This time of year sailable wind usually means dodging lightning bolts. Even the occasional water spout like the one that moved across Buxton while we were there July 2nd. So what does it mean when a hardcore wind junkie like your humble narrator finds himself wishing for the wind to go away?
I did a little last minute weekend run to surf with my wife and sister at Topsail Beach. I've never been there and just got a wild hair. Sporting goods packed for this venture were:
- 1 SUP board, for wave riding and general merry making
- 1 sail, 5.2 m^2 for grins and giggles
When we got there Saturday after lunch it was mostly overcast with a light on-shore breeze. Low tide and fun easy waves. I could see some longboard surfers off in the distance trying to milk a few seconds of ride out of some shore break but we owned the afternoon surf along with the body boarders. Later in the afternoon the wind rose with the tide, turning more side side-on. The surf began to build pretty quickly and the side shore current right along the beach became downright nasty. The wind finally filled in to the point I had to give up paddling so I rigged the 5.2.
Somewhere on the NC coast some windsurfer made it out past the shore pound last Saturday. But they didn't do it in Surf City- or at least I didn't on my 10'5" SUP board anyway. The sea she said NO with punctuation. Though I negotiated with extreme prejudice I was swept sideways, pounded, smacked down, rolled and generally mistreated by the one I love. It is amazing how much you miss footstraps while trying to slip past the poundage. Each time I tried to position for the beach start the raging current rounded me upwind just in time to eat copious amounts of shit when the short period surf rolled in. I was denied outright.
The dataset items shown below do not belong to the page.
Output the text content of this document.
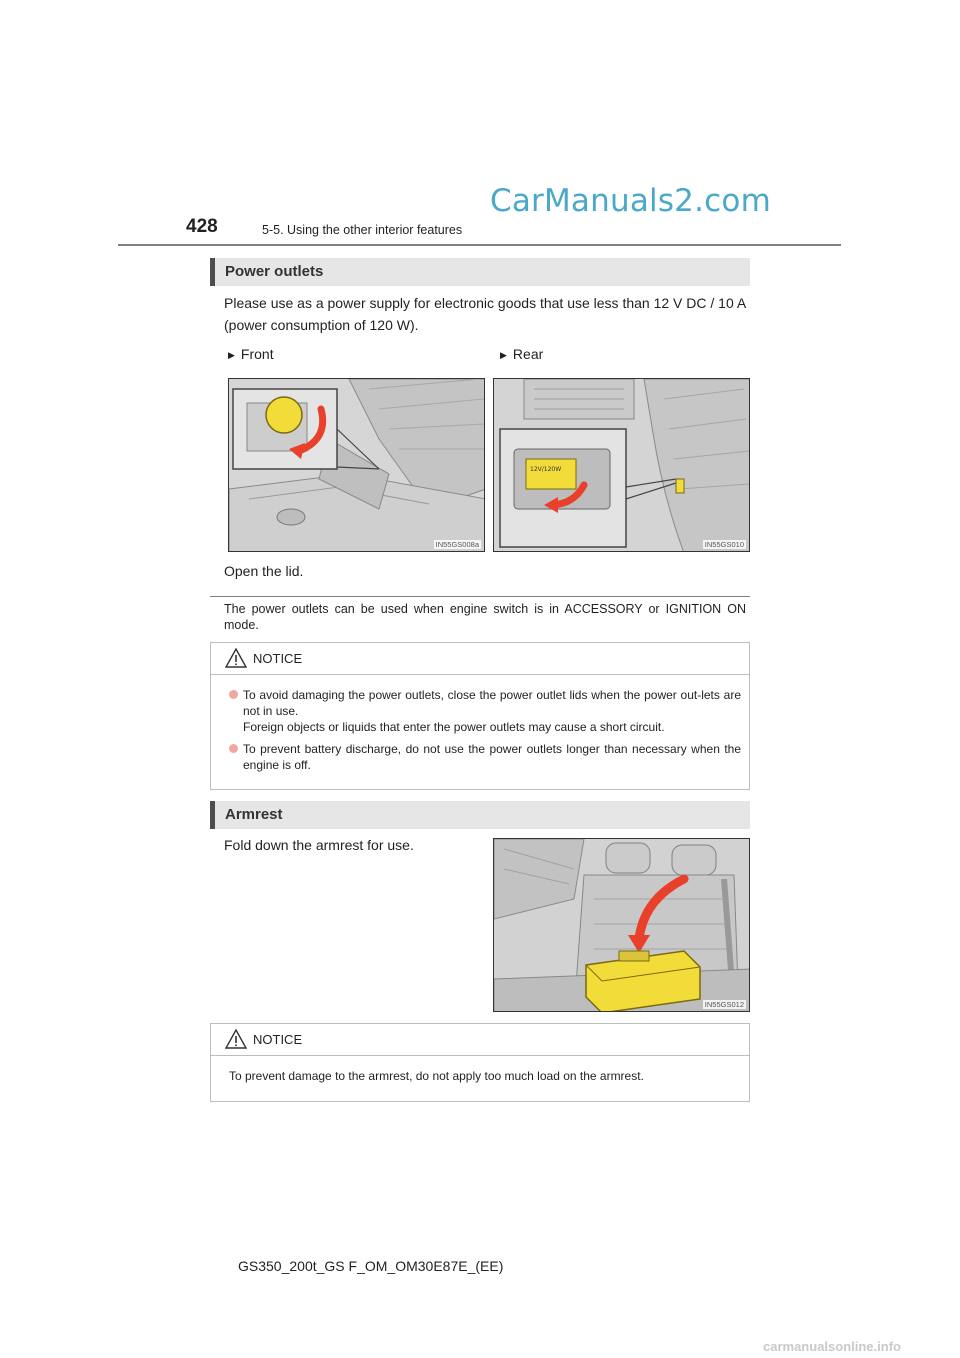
CarManuals2.com
428	5-5. Using the other interior features
Power outlets
Please use as a power supply for electronic goods that use less than 12 V DC / 10 A (power consumption of 120 W).
▶ Front	▶ Rear
IN55GS008a
12V/120W
IN55GS010
Open the lid.
The power outlets can be used when engine switch is in ACCESSORY or IGNITION ON mode.
NOTICE
To avoid damaging the power outlets, close the power outlet lids when the power out-lets are not in use.
Foreign objects or liquids that enter the power outlets may cause a short circuit.
To prevent battery discharge, do not use the power outlets longer than necessary when the engine is off.
Armrest
Fold down the armrest for use.
IN55GS012
NOTICE
To prevent damage to the armrest, do not apply too much load on the armrest.
GS350_200t_GS F_OM_OM30E87E_(EE)
carmanualsonline.info
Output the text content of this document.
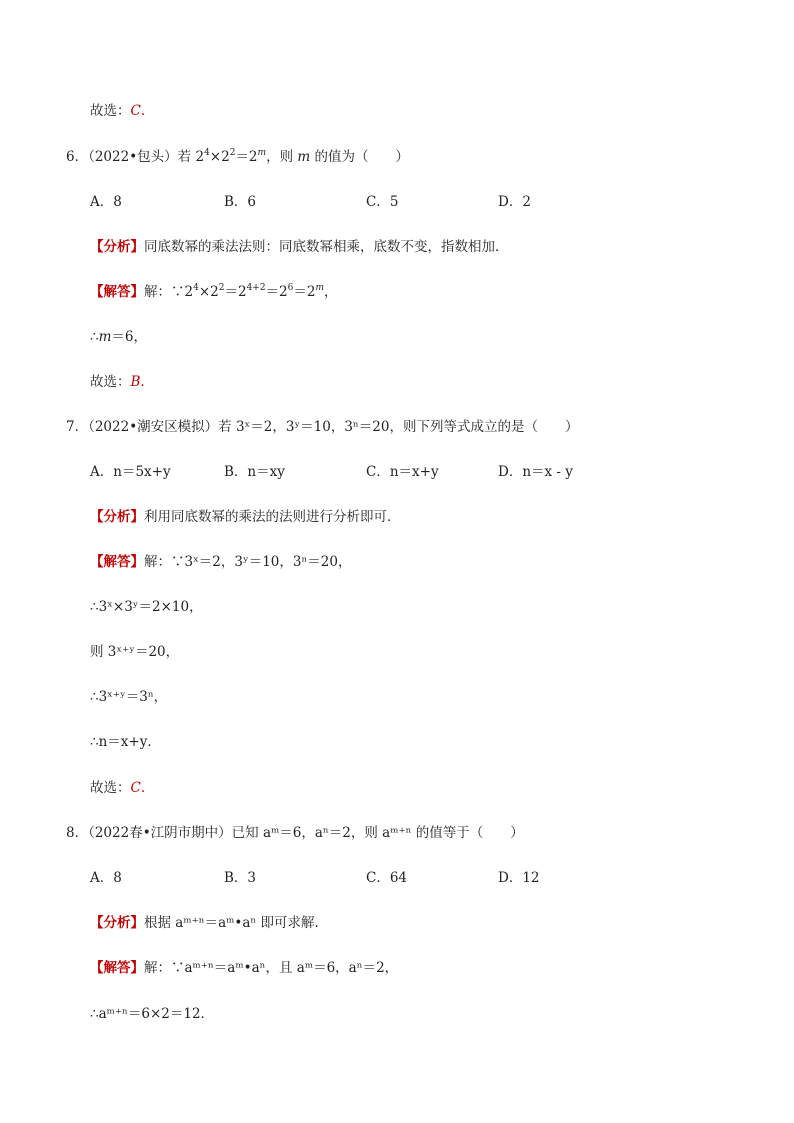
故选：C.
6．（2022•包头）若 $2^4\times 2^2=2^m$，则 m 的值为（　　）
A．8	B．6	C．5	D．2
【分析】同底数幂的乘法法则：同底数幂相乘，底数不变，指数相加．
【解答】解：$\because 2^4\times 2^2=2^{4+2}=2^6=2^m$，
∴m＝6，
故选：B.
7．（2022•潮安区模拟）若 3ˣ＝2，3ʸ＝10，3ⁿ＝20，则下列等式成立的是（　　）
A．n＝5x+y	B．n＝xy	C．n＝x+y	D．n＝x - y
【分析】利用同底数幂的乘法的法则进行分析即可．
【解答】解：∵3ˣ＝2，3ʸ＝10，3ⁿ＝20，
∴3ˣ×3ʸ＝2×10，
则 3ˣ⁺ʸ＝20，
∴3ˣ⁺ʸ＝3ⁿ，
∴n＝x+y．
故选：C.
8．（2022春•江阴市期中）已知 aᵐ＝6，aⁿ＝2，则 aᵐ⁺ⁿ 的值等于（　　）
A．8	B．3	C．64	D．12
【分析】根据 aᵐ⁺ⁿ＝aᵐ•aⁿ 即可求解．
【解答】解：∵aᵐ⁺ⁿ＝aᵐ•aⁿ，且 aᵐ＝6，aⁿ＝2，
∴aᵐ⁺ⁿ＝6×2＝12．
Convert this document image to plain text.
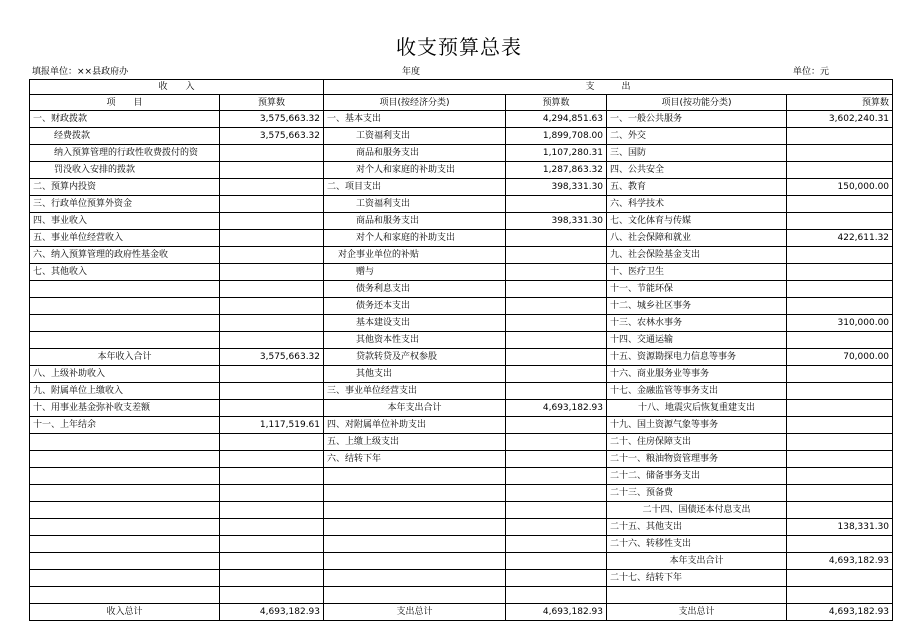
收支预算总表
填报单位：××县政府办	年度	单位：元
收　　入		支　　　出			
项　　目	预算数	项目(按经济分类)	预算数	项目(按功能分类)	预算数
一、财政拨款	3,575,663.32	一、基本支出	4,294,851.63	一、一般公共服务	3,602,240.31
经费拨款	3,575,663.32	工资福利支出	1,899,708.00	二、外交	
纳入预算管理的行政性收费拨付的资		商品和服务支出	1,107,280.31	三、国防	
罚没收入安排的拨款		对个人和家庭的补助支出	1,287,863.32	四、公共安全	
二、预算内投资		二、项目支出	398,331.30	五、教育	150,000.00
三、行政单位预算外资金		工资福利支出		六、科学技术	
四、事业收入		商品和服务支出	398,331.30	七、文化体育与传媒	
五、事业单位经营收入		对个人和家庭的补助支出		八、社会保障和就业	422,611.32
六、纳入预算管理的政府性基金收		对企事业单位的补贴		九、社会保险基金支出	
七、其他收入		赠与		十、医疗卫生	
		债务利息支出		十一、节能环保	
		债务还本支出		十二、城乡社区事务	
		基本建设支出		十三、农林水事务	310,000.00
		其他资本性支出		十四、交通运输	
本年收入合计	3,575,663.32	贷款转贷及产权参股		十五、资源勘探电力信息等事务	70,000.00
八、上级补助收入		其他支出		十六、商业服务业等事务	
九、附属单位上缴收入		三、事业单位经营支出		十七、金融监管等事务支出	
十、用事业基金弥补收支差额		本年支出合计	4,693,182.93	十八、地震灾后恢复重建支出	
十一、上年结余	1,117,519.61	四、对附属单位补助支出		十九、国土资源气象等事务	
		五、上缴上级支出		二十、住房保障支出	
		六、结转下年		二十一、粮油物资管理事务	
				二十二、储备事务支出	
				二十三、预备费	
				二十四、国债还本付息支出	
				二十五、其他支出	138,331.30
				二十六、转移性支出	
				本年支出合计	4,693,182.93
				二十七、结转下年	

收入总计	4,693,182.93	支出总计	4,693,182.93	支出总计	4,693,182.93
The groups of surfers on shortboards kind of just appeared out of nowhere. I watched for a little while and noticed they ignored the sideshore current. They just surfed the waves as they came and cared not that they were sliding down the beach at around 7 mph. At some point a group would exit the water a few miles down wind and trek back up the beach toward the pier where they must have started. Seeing these guys catching the waves with the shortboards got me real jealous so I paddled the SUP board back out since I had no surf board. I pretty much paddled out prone eating foam and in a lull would stand and paddle for a tasty wave. I'm definitely thinking I now need a short surfboard. Those guys could punch right through those pitching waves! This went on until the storm that had been laying inland all afternoon finally hit the beach head with all that pent up aggression. The range of conditions I encountered Saturday were fun and I think I learned a lot. Not to mention the humble pie I got served.
Sunday was consistent, fun surf ALL DAY LONG. The wind was light and regardless of the tide the waves were just working. Again I was the only paddle surfer on the beach but there were tons of shortboard surfers out there all day. They pretty much migrated with the break which put them moving in on me a couple times as the tide shifted. No big deal though since the SUPs have so much wave range I just shifted over and let them have it. I could find a good break most anywhere. Jennifer and Leah both got out body surfing and later tried the SUP surfing. Leah took a rogue wave head on and walked off with a busted lip but took it like a champ. There were plenty of smiles all around so we'll definitely be heading back.